A quel défi majeur le schéma directeur de la région Ile-de-France (Sdrif) en cours de révision doit-il répondre en priorité ?
Le défi majeur, c’est de réorganiser et d’harmoniser ce qui existe afin de réduire les inégalités et d’inverser les processus ségrégatifs à l’œuvre. Ce défi clé est lié à celui de la densification urbaine. Deux exigences fortes ressortent de tous les débats. La première, sociale, concerne l’accès de tous aux grands services urbains collectifs (transports, services de santé, commerces, formation, culture…). Nous ne pouvons la satisfaire que dans les zones où demeure une population suffisamment nombreuse. Dans une configuration d’étalement urbain et d’habitat diffus, le coût est trop lourd pour la collectivité. La seconde exigence, environnementale, vise à préserver tous les espaces ouverts (non construits). Si l’on croise ces deux approches avec l’objectif de construction de 50 000 à 60 000 logements par an, qui devrait être inscrit dans le nouveau Sdrif, on voit bien que la seule solution est celle de l’habitat dense dans les zones déjà urbanisées.
Quelle est votre définition de l’habitat dense ?

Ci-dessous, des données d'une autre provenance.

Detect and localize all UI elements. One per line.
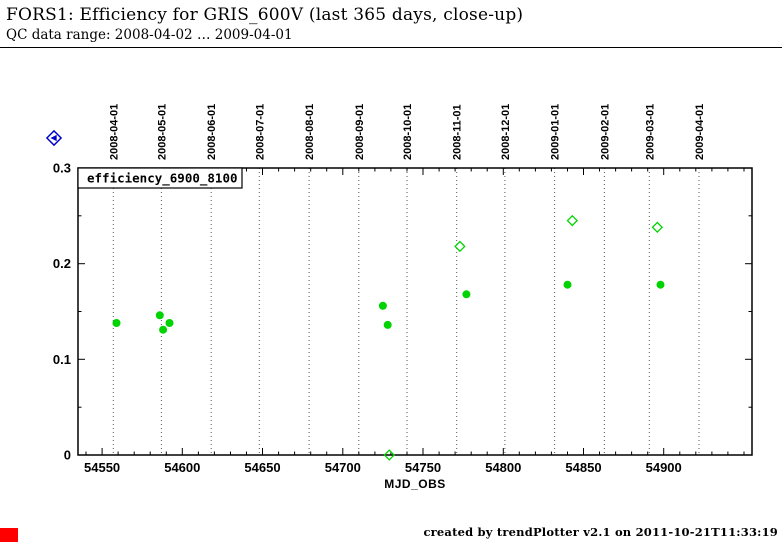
date-label: 2008-07-01 xyxy=(254,104,266,160)
x-tick-label: 54800 xyxy=(485,460,521,475)
series-label: efficiency_6900_8100 xyxy=(87,171,238,187)
header: FORS1: Efficiency for GRIS_600V (last 36… xyxy=(0,0,782,44)
date-label: 2009-01-01 xyxy=(550,104,562,160)
footer-red-marker xyxy=(0,528,18,542)
data-point-circle xyxy=(112,319,121,327)
date-label: 2008-10-01 xyxy=(402,104,414,160)
x-tick-label: 54600 xyxy=(164,460,200,475)
arrow-glyph-icon xyxy=(50,134,57,142)
date-label: 2008-08-01 xyxy=(304,104,316,160)
footer-credit: created by trendPlotter v2.1 on 2011-10-… xyxy=(423,525,778,539)
x-tick-label: 54650 xyxy=(244,460,280,475)
x-tick-label: 54550 xyxy=(84,460,120,475)
y-tick-label: 0.2 xyxy=(53,256,71,271)
date-label: 2008-04-01 xyxy=(108,104,120,160)
date-label: 2008-09-01 xyxy=(354,104,366,160)
x-tick-label: 54850 xyxy=(565,460,601,475)
data-point-circle xyxy=(383,320,392,329)
data-point-circle xyxy=(656,280,665,289)
data-point-diamond xyxy=(454,240,466,253)
y-tick-label: 0 xyxy=(64,448,71,463)
date-label: 2008-06-01 xyxy=(206,104,218,160)
data-point-diamond xyxy=(651,221,664,234)
data-point-circle xyxy=(378,301,387,310)
diamond-outline-icon xyxy=(46,130,62,146)
y-tick-label: 0.3 xyxy=(53,161,71,176)
data-point-circle xyxy=(165,319,174,327)
data-point-diamond xyxy=(383,449,396,461)
date-label: 2009-03-01 xyxy=(644,104,656,160)
page-title: FORS1: Efficiency for GRIS_600V (last 36… xyxy=(6,5,524,25)
plot-frame xyxy=(77,167,753,456)
data-point-circle xyxy=(462,290,471,299)
series-label-box xyxy=(77,167,243,189)
header-divider xyxy=(0,47,782,48)
x-tick-label: 54750 xyxy=(405,460,441,475)
x-axis-title: MJD_OBS xyxy=(384,477,446,491)
data-point-circle xyxy=(159,325,168,334)
date-label: 2008-12-01 xyxy=(500,104,512,160)
full-range-nav-diamond-icon[interactable] xyxy=(46,130,62,146)
x-tick-label: 54900 xyxy=(646,460,682,475)
date-label: 2009-04-01 xyxy=(694,104,706,160)
x-tick-label: 54700 xyxy=(325,460,361,475)
date-label: 2008-11-01 xyxy=(452,104,464,160)
data-point-diamond xyxy=(566,214,579,227)
efficiency-scatter-plot: 2008-04-01 2008-05-01 2008-06-01 2008-07-01… xyxy=(53,104,753,491)
y-tick-label: 0.1 xyxy=(53,352,71,367)
date-label: 2008-05-01 xyxy=(156,104,168,160)
date-label: 2009-02-01 xyxy=(599,104,611,160)
qc-data-range: QC data range: 2008-04-02 … 2009-04-01 xyxy=(6,27,293,43)
data-point-circle xyxy=(155,311,164,320)
data-point-circle xyxy=(563,280,572,289)
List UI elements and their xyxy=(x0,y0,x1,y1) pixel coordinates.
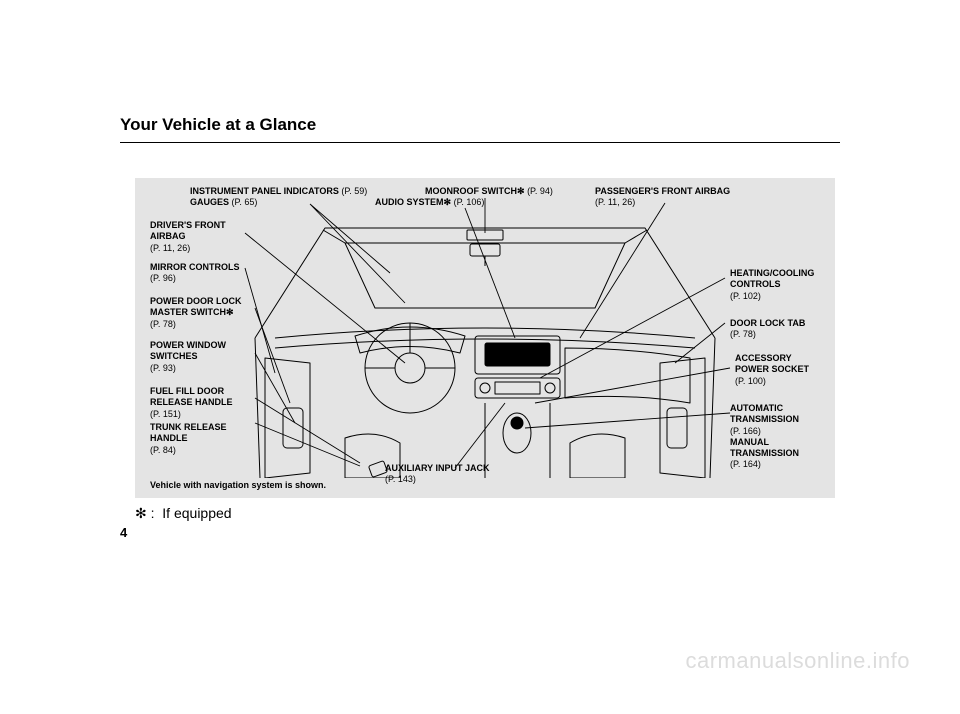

Fabriquer de la densité urbaine acceptable par tous exigera de la qualité urbaine. Le défi, c’est de reconstruire des villes non seulement avec un habitat « à visage humain » mais aussi et surtout avec de vrais espaces publics : des rues, des places, des commerces, des activités de services… Pour cela, nous souhaitons favoriser le petit collectif et la maison de ville.
De cette manière, nous fabriquerons de la densité urbaine acceptable par tous. Nous demanderons à des architectes, des urbanistes de travailler sur cette question-là. Nous ferons aussi certainement appel à des artistes, des créateurs… pour nous aider à réinventer un imaginaire urbain. Nous devons redonner l’envie de vivre en ville. Cela passe par la réhabilitation du mode de vie urbain face à la vision idéalisée de « la petite maison dans la prairie », pas toujours aussi idyllique qu’on l’imagine.
Cette volonté de reconquête de la ville sur la ville était déjà inscrite dans le Sdrif de 1994, mais elle n’a pas vraiment été suivie d’effet. En quoi la situation sera-t-elle différente ?
Nous avons souhaité organiser une concertation la plus large possible, car nous considérons que le Sdrif ne pourra être appliqué que s’il est partagé par tous les acteurs concernés. Par ailleurs, des moyens sont incontestablement nécessaires à la région pour assumer effectivement la responsabilité du schéma directeur. C’est pourquoi nous envisageons un schéma en cinq points : un texte d’orientation, une cartographie, une « boîte à outils », un plan stratégique et une conférence permanente de suivi et d’évaluation. Ces trois derniers volets n’étant pas prévus par la loi, nous ne savons pas si le gouvernement acceptera qu’ils figurent dans le schéma directeur. De toute façon, nous les ferons adopter par l’assemblée plénière.
Quel sera le contenu de cette « boîte à outils » ?
On songe bien sûr à l’Etablissement public foncier régional, dont la création semble aujourd’hui compromise. Dans le domaine financier, nous devons nous poser la question, même si elle est très sensible politiquement, de l’apport des opérateurs privés dans l’aménagement. Les PPP, tels qu’ils sont conçus aujourd’hui, ne constituent sans doute pas une réponse satisfaisante mais peut-être faut-il en inventer d’autres. Nous devrons aussi nous interroger sur l’intérêt de doter la région d’outils opérationnels : SEM d’aménagement régionale ou établissements publics d’aménagement régionaux. La mise en œuvre du Sdrif devra aussi privilégier la contractualisation entre la région et les communes, l’une des façons de convaincre les maires de construire des logements étant peut-être de les aider financièrement.
Préserver les espaces ouverts signifie-t-il que vous n’ouvrirez pas de nouveaux espaces à l’urbanisation ?
Nous souhaitons en effet limiter très fortement l’ouverture de nouveaux espaces à l’urbanisation, l’objectif étant que la zone qui était préservée dans le schéma de 1994 continue à l’être. Notre souci est également d’établir une cartographie assez détaillée de manière à pouvoir délimiter le plus précisément possible les zones non urbanisables. Mais cette question pose quelques difficultés. Nous ne pouvons pas, en effet, empiéter sur les compétences des communes.
Quand le schéma directeur pourrait-il être adopté ?
Il devrait être arrêté par le conseil régional en décembre 2006, puis être transmis à l’Etat. Nous serons alors en pleine campagne présidentielle, le calendrier est donc incertain. Nous espérons cependant une approbation définitive du Sdrif fin 2007.